Sunday, April 28, 2013

Theory and Society 42(3)

Theory and Society, May 2013; Volume 42, Issue 3

Imagined futures: fictional expectations in the economy
Jens Beckert
Starting from the assumption that decision situations in economic contexts are characterized by fundamental uncertainty, this article argues that the decision-making of intentionally rational actors is anchored in fictions. “Fictionality” in economic action is the inhabitation in the mind of an imagined future state of the world and the beliefs in causal mechanisms leading to this future state. Actors are motivated in their actions by the imagined future and organize their activities based on these mental representations. Since these representations are not confined to empirical reality, fictional expectations are also a source of creativity in the economy. Fictionality opens up a way to an understanding of the microfoundations of the dynamics of the economy. The article develops the notion of fictional expectations. It discusses the role of fictional expectations for the dynamics of the economy and addresses the question of how fictional expectations motivate action. The last part relates the notion of fiction to calculation and social macrostructures, especially institutions and cultural frames. The conclusion hints at the research program developing from the concept of fictional expectations.

Inventing the axial age: the origins and uses of a historical concept
John D. Boy, John Torpey
The concept of the axial age, initially proposed by the philosopher Karl Jaspers to refer to a period in the first millennium BCE that saw the rise of major religious and philosophical figures and ideas throughout Eurasia, has gained an established position in a number of fields, including historical sociology, cultural sociology, and the sociology of religion. We explore whether the notion of an “axial age” has historical and intellectual cogency, or whether the authors who use the label of a more free-floating “axiality” to connote varied “breakthroughs” in human experience may have a more compelling case. Throughout, we draw attention to ways in which uses of the axial age concept in contemporary social science vary in these and other respects. In the conclusion, we reflect on the value of the concept and its current uses and their utility in making sense of human experience.

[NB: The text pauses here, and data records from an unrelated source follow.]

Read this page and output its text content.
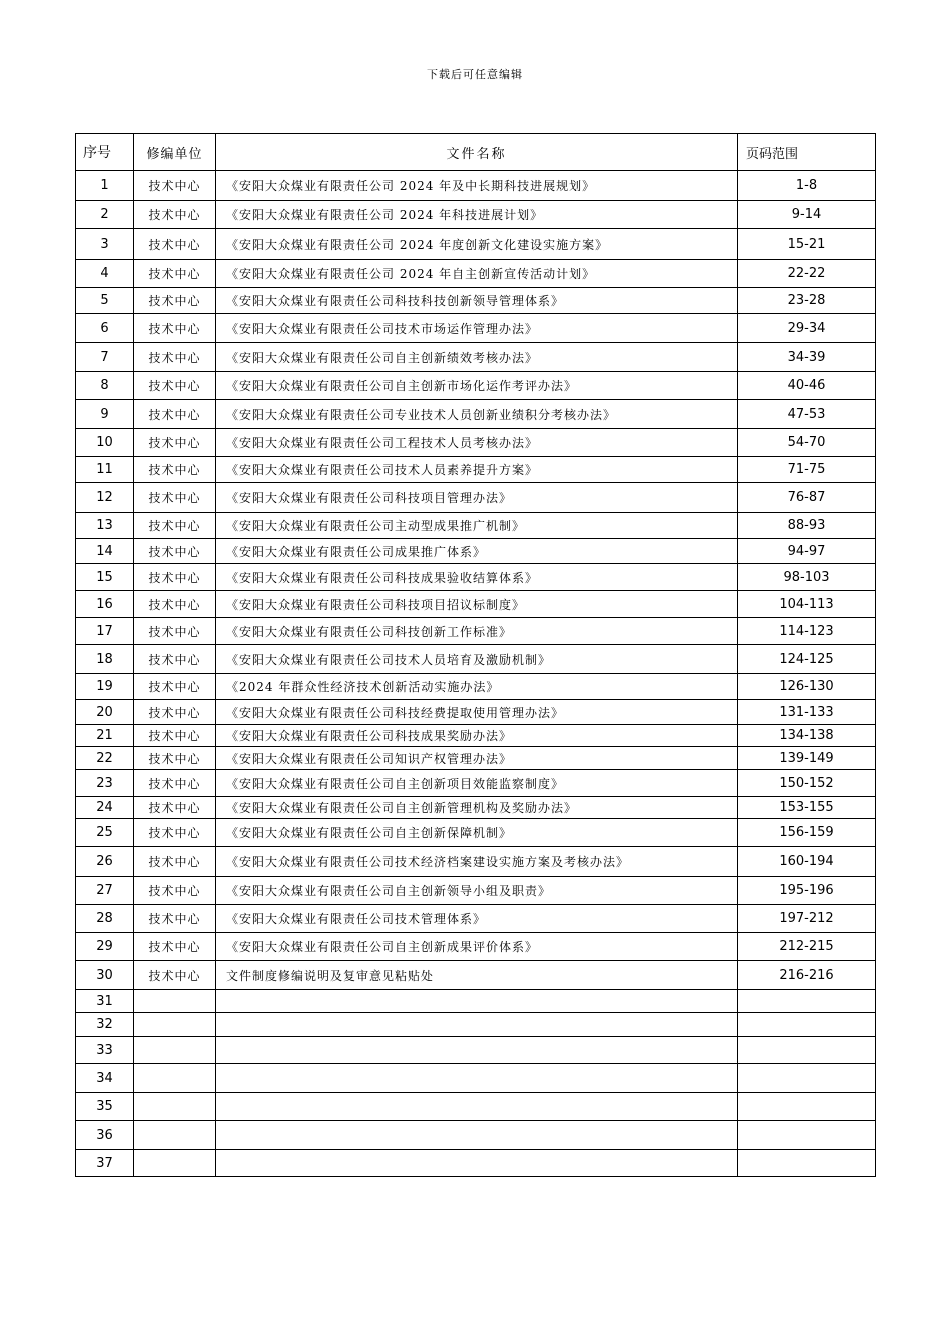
下载后可任意编辑
序号	修编单位	文件名称	页码范围
1	技术中心	《安阳大众煤业有限责任公司 2024 年及中长期科技进展规划》	1-8
2	技术中心	《安阳大众煤业有限责任公司 2024 年科技进展计划》	9-14
3	技术中心	《安阳大众煤业有限责任公司 2024 年度创新文化建设实施方案》	15-21
4	技术中心	《安阳大众煤业有限责任公司 2024 年自主创新宣传活动计划》	22-22
5	技术中心	《安阳大众煤业有限责任公司科技科技创新领导管理体系》	23-28
6	技术中心	《安阳大众煤业有限责任公司技术市场运作管理办法》	29-34
7	技术中心	《安阳大众煤业有限责任公司自主创新绩效考核办法》	34-39
8	技术中心	《安阳大众煤业有限责任公司自主创新市场化运作考评办法》	40-46
9	技术中心	《安阳大众煤业有限责任公司专业技术人员创新业绩积分考核办法》	47-53
10	技术中心	《安阳大众煤业有限责任公司工程技术人员考核办法》	54-70
11	技术中心	《安阳大众煤业有限责任公司技术人员素养提升方案》	71-75
12	技术中心	《安阳大众煤业有限责任公司科技项目管理办法》	76-87
13	技术中心	《安阳大众煤业有限责任公司主动型成果推广机制》	88-93
14	技术中心	《安阳大众煤业有限责任公司成果推广体系》	94-97
15	技术中心	《安阳大众煤业有限责任公司科技成果验收结算体系》	98-103
16	技术中心	《安阳大众煤业有限责任公司科技项目招议标制度》	104-113
17	技术中心	《安阳大众煤业有限责任公司科技创新工作标准》	114-123
18	技术中心	《安阳大众煤业有限责任公司技术人员培育及激励机制》	124-125
19	技术中心	《2024 年群众性经济技术创新活动实施办法》	126-130
20	技术中心	《安阳大众煤业有限责任公司科技经费提取使用管理办法》	131-133
21	技术中心	《安阳大众煤业有限责任公司科技成果奖励办法》	134-138
22	技术中心	《安阳大众煤业有限责任公司知识产权管理办法》	139-149
23	技术中心	《安阳大众煤业有限责任公司自主创新项目效能监察制度》	150-152
24	技术中心	《安阳大众煤业有限责任公司自主创新管理机构及奖励办法》	153-155
25	技术中心	《安阳大众煤业有限责任公司自主创新保障机制》	156-159
26	技术中心	《安阳大众煤业有限责任公司技术经济档案建设实施方案及考核办法》	160-194
27	技术中心	《安阳大众煤业有限责任公司自主创新领导小组及职责》	195-196
28	技术中心	《安阳大众煤业有限责任公司技术管理体系》	197-212
29	技术中心	《安阳大众煤业有限责任公司自主创新成果评价体系》	212-215
30	技术中心	文件制度修编说明及复审意见粘贴处	216-216
31			
32			
33			
34			
35			
36			
37			
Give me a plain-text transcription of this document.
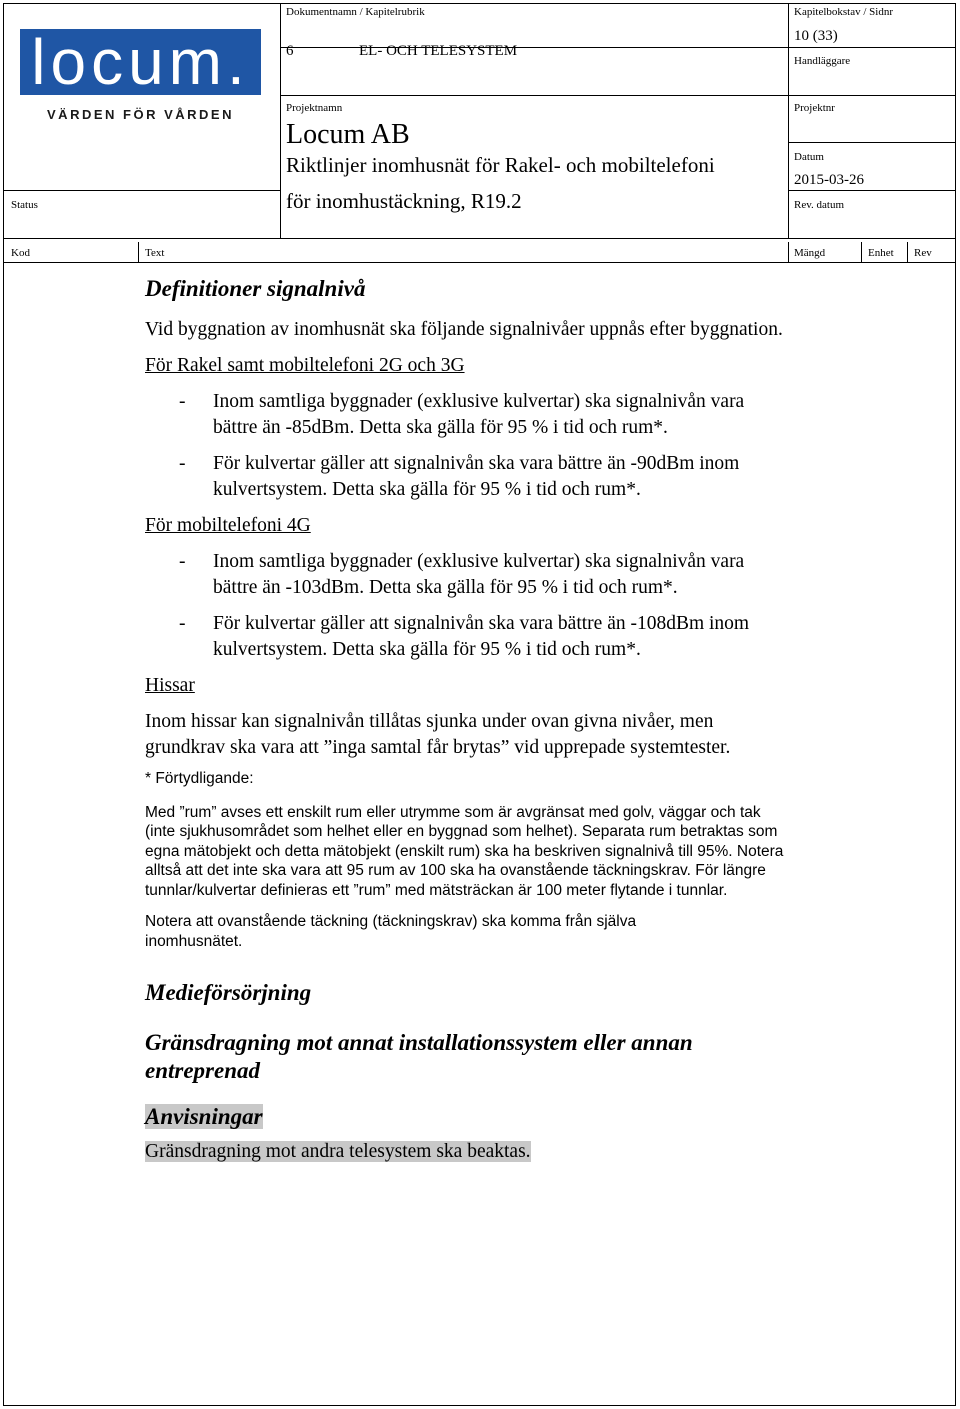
locum.
VÄRDEN FÖR VÅRDEN
Dokumentnamn / Kapitelrubrik
6	EL- OCH TELESYSTEM
Kapitelbokstav / Sidnr
10 (33)
Handläggare
Projektnamn
Locum AB
Riktlinjer inomhusnät för Rakel- och mobiltelefoni
för inomhustäckning, R19.2
Projektnr
Datum
2015-03-26
Status	Rev. datum
Kod	Text	Mängd	Enhet Rev
Definitioner signalnivå

Vid byggnation av inomhusnät ska följande signalnivåer uppnås efter byggnation.

För Rakel samt mobiltelefoni 2G och 3G

- Inom samtliga byggnader (exklusive kulvertar) ska signalnivån vara bättre än -85dBm. Detta ska gälla för 95 % i tid och rum*.
- För kulvertar gäller att signalnivån ska vara bättre än -90dBm inom kulvertsystem. Detta ska gälla för 95 % i tid och rum*.

För mobiltelefoni 4G

- Inom samtliga byggnader (exklusive kulvertar) ska signalnivån vara bättre än -103dBm. Detta ska gälla för 95 % i tid och rum*.
- För kulvertar gäller att signalnivån ska vara bättre än -108dBm inom kulvertsystem. Detta ska gälla för 95 % i tid och rum*.

Hissar

Inom hissar kan signalnivån tillåtas sjunka under ovan givna nivåer, men grundkrav ska vara att ”inga samtal får brytas” vid upprepade systemtester.

* Förtydligande:

Med ”rum” avses ett enskilt rum eller utrymme som är avgränsat med golv, väggar och tak (inte sjukhusområdet som helhet eller en byggnad som helhet). Separata rum betraktas som egna mätobjekt och detta mätobjekt (enskilt rum) ska ha beskriven signalnivå till 95%. Notera alltså att det inte ska vara att 95 rum av 100 ska ha ovanstående täckningskrav. För längre tunnlar/kulvertar definieras ett ”rum” med mätsträckan är 100 meter flytande i tunnlar.

Notera att ovanstående täckning (täckningskrav) ska komma från själva inomhusnätet.

Medieförsörjning
Gränsdragning mot annat installationssystem eller annan entreprenad
Anvisningar

Gränsdragning mot andra telesystem ska beaktas.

Powerful emotions: symbolic power and the (productive and punitive) force of collective feeling
Dawne Moon
This article argues that emotions can be a medium of social power. Using qualitative interview material from American Jews discussing anti-Semitism and its relationship to contemporary politics, it engages recent scholarship on emotions and political contention and shows how emotions make effective the various forms of symbolic exclusion by which group members exercise what Bourdieu calls symbolic power. It also explores the emotional connections to group membership by which some “excluded” members can engage in symbolic struggle over “the principles of vision and division” Bourdieu (Sociological Theory 7(1), 14–25, 1989) that define the group. Finally, it shows how emotions work to incite discipline in some group members, inspiring them to conform to dominant definitions of group membership so as to avoid both symbolic struggle and exclusion.

Insurgency and institutionalization: the Polanyian countermovement and Chinese labor politics
Eli Friedman
Why is it that in the nearly 10 years since the Chinese central government began making symbolic and material moves towards class compromise that labor unrest has expanded greatly? In this article I reconfigure Karl Polanyi’s theory of the coutermovement to account for recent developments in Chinese labor politics. Specifically, I argue that countermovements must be broken down into two constituent but intertwined “moments”: the insurgent moment that consists of spontaneous resistance to the market, and the institutional moment, when class compromise is established in the economic and political spheres. In China, the transition from insurgency to institutionalization has thus far been confounded by conditions of “appropriated representation,” where the only worker organizations allowed to exist are those within the state-run All China Federation of Trade Unions. However, in drawing on two case studies of strikes in capital-intensive industries in Guangdong province, I show that the relationship between insurgency and institutionalization shifted between 2007 and 2010.